An interpretation of "test coverage" for Terraform.
This tool currently checks data sources and resources defined in Terraform code bases, against what is actually deployed - which it gets by reading a deployment's state.
It currently operates on block level, not line level - so for example it does not check dynamic blocks nor field level conditionals.
Despite questionable usefulness, "test coverage" remains a - perhaps the most - popular metrics to measure code "quality". Terraform code, as an implementation of "Infrastructure as Code" (IaC), can be argued to require the same metrics. However, it is perhaps not as clear as "functionality code" in terms of how to gauge it, or even what should we be testing.
Usually, "tests" are performed against the results of execution of the "code". Our argument follows that, the coverage of Terraform code should be from terraform apply
execution results - which is recorded in the state file. This is why merely using terraform validate
is not enough, as it does not actually execute the code (providers, actually) and unfortunately the syntax alone is not enough to cover all edge cases, and actual target systems can enforce additional constraints when creating or updating resources.
Note we're not testing, for example "provisioning this AWS resource should call this AWS API with this set of parameters". These lower level details are covered by the comprehensive set of tests Terraform itself and the providers provide.

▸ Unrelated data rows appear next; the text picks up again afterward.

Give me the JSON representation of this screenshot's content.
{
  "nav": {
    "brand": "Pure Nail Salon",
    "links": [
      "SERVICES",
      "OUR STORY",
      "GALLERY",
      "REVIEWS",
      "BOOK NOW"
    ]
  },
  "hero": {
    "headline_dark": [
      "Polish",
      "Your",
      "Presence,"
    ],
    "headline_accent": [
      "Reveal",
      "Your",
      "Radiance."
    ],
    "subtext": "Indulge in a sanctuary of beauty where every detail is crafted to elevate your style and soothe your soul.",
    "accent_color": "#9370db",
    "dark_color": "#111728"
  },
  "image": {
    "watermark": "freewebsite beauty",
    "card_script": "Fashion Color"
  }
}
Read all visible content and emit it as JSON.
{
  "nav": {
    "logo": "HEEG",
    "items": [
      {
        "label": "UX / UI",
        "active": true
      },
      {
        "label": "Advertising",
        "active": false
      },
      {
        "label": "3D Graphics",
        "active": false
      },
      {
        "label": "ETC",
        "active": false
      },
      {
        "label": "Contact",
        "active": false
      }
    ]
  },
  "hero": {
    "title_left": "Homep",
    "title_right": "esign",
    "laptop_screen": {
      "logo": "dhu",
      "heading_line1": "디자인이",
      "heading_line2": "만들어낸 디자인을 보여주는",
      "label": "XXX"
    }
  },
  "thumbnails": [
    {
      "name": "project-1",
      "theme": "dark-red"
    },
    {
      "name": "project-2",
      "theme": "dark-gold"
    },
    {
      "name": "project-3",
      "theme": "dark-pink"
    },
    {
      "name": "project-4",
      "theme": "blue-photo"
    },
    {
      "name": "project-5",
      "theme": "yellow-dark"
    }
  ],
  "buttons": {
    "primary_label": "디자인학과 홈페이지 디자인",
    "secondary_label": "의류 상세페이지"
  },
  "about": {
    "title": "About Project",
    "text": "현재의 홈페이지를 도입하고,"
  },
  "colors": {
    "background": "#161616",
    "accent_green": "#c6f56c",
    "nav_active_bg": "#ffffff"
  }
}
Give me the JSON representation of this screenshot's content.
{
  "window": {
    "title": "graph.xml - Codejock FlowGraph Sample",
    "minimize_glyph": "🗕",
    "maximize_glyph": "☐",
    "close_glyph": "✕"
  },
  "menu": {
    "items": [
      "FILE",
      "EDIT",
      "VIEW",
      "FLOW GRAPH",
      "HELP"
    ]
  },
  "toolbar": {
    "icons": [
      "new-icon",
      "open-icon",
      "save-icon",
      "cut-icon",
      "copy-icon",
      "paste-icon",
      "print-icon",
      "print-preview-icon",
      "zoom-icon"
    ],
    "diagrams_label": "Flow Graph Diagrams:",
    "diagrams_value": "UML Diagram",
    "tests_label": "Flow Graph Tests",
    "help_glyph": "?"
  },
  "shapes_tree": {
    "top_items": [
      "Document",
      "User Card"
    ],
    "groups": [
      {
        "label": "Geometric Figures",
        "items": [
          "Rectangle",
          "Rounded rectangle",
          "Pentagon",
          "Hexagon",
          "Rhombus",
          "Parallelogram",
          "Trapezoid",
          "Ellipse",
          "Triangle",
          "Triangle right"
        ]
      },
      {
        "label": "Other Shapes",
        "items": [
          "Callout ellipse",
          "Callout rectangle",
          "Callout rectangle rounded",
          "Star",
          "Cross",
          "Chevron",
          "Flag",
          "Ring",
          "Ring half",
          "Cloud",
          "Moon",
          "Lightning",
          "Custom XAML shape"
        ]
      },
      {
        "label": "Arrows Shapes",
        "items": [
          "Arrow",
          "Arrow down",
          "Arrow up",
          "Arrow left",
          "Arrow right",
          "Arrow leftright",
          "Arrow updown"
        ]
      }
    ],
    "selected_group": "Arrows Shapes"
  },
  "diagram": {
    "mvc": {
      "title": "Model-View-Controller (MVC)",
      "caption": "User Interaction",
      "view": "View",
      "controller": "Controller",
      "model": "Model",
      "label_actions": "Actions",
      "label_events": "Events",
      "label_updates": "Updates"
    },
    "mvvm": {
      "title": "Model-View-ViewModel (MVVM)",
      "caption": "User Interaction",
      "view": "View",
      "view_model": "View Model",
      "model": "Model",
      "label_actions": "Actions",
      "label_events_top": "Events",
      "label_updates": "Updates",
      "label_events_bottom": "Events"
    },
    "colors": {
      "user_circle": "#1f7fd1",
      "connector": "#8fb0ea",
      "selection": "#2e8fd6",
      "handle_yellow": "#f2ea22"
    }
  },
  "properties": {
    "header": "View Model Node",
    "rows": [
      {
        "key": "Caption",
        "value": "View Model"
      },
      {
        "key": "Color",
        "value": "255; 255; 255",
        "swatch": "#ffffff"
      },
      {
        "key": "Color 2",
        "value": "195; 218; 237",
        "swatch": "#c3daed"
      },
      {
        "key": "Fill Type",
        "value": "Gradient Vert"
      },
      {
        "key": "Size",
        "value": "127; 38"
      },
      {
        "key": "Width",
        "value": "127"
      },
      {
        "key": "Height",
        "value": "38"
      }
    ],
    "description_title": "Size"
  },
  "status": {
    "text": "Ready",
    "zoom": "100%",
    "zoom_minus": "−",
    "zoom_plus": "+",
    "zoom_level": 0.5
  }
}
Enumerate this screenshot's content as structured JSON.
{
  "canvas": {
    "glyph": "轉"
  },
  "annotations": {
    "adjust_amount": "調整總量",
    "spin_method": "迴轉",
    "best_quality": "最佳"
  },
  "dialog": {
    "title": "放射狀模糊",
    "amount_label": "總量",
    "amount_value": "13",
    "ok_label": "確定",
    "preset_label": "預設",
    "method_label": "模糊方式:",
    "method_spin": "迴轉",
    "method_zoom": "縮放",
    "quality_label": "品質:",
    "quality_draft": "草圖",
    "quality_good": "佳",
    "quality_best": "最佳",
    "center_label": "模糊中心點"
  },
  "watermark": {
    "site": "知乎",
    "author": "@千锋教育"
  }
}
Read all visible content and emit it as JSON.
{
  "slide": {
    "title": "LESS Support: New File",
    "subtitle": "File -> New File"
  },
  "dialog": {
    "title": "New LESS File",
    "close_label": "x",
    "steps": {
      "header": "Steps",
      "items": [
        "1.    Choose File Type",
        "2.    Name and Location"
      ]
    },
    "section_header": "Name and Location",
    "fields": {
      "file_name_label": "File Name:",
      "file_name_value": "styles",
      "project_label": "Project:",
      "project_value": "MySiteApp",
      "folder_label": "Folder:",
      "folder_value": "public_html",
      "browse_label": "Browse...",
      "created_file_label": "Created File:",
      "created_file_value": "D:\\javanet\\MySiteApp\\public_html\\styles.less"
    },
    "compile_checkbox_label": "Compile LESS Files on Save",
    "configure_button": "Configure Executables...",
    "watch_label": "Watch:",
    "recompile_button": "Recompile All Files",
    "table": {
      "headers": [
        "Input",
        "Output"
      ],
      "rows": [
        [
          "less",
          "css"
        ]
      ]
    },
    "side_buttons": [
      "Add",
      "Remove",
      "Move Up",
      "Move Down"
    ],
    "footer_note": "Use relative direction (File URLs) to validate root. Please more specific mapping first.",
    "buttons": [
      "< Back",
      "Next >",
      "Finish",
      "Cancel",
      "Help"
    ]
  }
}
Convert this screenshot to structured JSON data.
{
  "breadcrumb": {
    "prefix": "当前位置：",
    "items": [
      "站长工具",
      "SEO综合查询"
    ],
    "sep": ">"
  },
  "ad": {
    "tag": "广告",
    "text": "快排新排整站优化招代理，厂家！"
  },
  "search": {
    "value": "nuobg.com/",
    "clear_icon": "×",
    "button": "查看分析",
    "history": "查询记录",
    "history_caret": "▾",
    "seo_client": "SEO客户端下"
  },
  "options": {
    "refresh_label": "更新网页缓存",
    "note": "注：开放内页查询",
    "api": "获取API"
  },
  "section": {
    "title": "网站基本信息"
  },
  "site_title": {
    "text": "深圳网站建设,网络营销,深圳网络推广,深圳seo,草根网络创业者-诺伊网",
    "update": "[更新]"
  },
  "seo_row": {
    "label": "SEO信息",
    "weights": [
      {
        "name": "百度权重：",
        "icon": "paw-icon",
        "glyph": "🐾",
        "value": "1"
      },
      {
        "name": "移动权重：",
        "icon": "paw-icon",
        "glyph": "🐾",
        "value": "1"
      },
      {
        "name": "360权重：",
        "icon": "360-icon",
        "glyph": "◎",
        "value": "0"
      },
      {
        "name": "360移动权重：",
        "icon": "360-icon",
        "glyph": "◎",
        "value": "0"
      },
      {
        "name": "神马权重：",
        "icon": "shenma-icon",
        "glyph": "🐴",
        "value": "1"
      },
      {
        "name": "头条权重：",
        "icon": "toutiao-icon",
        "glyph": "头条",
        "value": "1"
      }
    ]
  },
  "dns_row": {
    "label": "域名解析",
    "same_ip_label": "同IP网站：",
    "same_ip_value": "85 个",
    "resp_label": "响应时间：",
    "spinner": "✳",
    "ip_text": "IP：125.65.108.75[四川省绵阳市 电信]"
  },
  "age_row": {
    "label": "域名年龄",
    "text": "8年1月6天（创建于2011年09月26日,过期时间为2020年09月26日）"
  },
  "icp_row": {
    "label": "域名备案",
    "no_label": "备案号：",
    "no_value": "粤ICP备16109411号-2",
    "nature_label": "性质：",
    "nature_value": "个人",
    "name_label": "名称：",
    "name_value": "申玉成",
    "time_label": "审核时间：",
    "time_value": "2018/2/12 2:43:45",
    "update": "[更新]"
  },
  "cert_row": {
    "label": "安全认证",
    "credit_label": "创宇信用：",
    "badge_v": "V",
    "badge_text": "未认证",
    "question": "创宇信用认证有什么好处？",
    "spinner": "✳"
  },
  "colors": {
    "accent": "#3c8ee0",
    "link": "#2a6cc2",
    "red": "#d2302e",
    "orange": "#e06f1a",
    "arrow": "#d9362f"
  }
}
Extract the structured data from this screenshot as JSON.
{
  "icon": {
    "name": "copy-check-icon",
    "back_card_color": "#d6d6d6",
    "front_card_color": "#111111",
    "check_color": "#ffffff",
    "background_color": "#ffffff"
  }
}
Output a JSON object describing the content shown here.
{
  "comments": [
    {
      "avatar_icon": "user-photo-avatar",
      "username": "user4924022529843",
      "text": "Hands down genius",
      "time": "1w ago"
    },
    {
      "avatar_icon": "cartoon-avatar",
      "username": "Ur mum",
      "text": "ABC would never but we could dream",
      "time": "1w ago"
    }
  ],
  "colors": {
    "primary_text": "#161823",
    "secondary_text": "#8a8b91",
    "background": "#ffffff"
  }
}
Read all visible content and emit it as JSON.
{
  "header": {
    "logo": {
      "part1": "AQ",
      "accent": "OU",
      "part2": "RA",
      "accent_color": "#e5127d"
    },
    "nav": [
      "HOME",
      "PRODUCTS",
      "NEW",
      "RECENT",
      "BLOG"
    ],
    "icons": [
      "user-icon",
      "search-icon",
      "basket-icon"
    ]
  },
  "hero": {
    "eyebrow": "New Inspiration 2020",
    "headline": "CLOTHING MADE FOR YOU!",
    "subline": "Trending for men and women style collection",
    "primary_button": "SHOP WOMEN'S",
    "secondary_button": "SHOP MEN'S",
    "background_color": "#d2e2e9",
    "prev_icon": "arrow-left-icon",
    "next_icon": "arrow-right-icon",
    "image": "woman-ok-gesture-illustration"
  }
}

Nowadays, most if not all services will be deployed to various internal development or testing environments before being release to external customers. IaC is a powerful tool in this respect, not only to capture the shared basis between all deployments on various environments, but also those little (or big) differences between environments and expose them directly in code.
And this angle leads us to the interpretation that, the "test" is - at least in non-production environments - somewhat an integration (or e2e) test in the form of running terraform apply
successfully. And the "coverage" is how much of the code is actually deployed. The environmental differences, and how much of the Terraform code are not "tested" before applying them in production environments, can thus be quantified by this tool.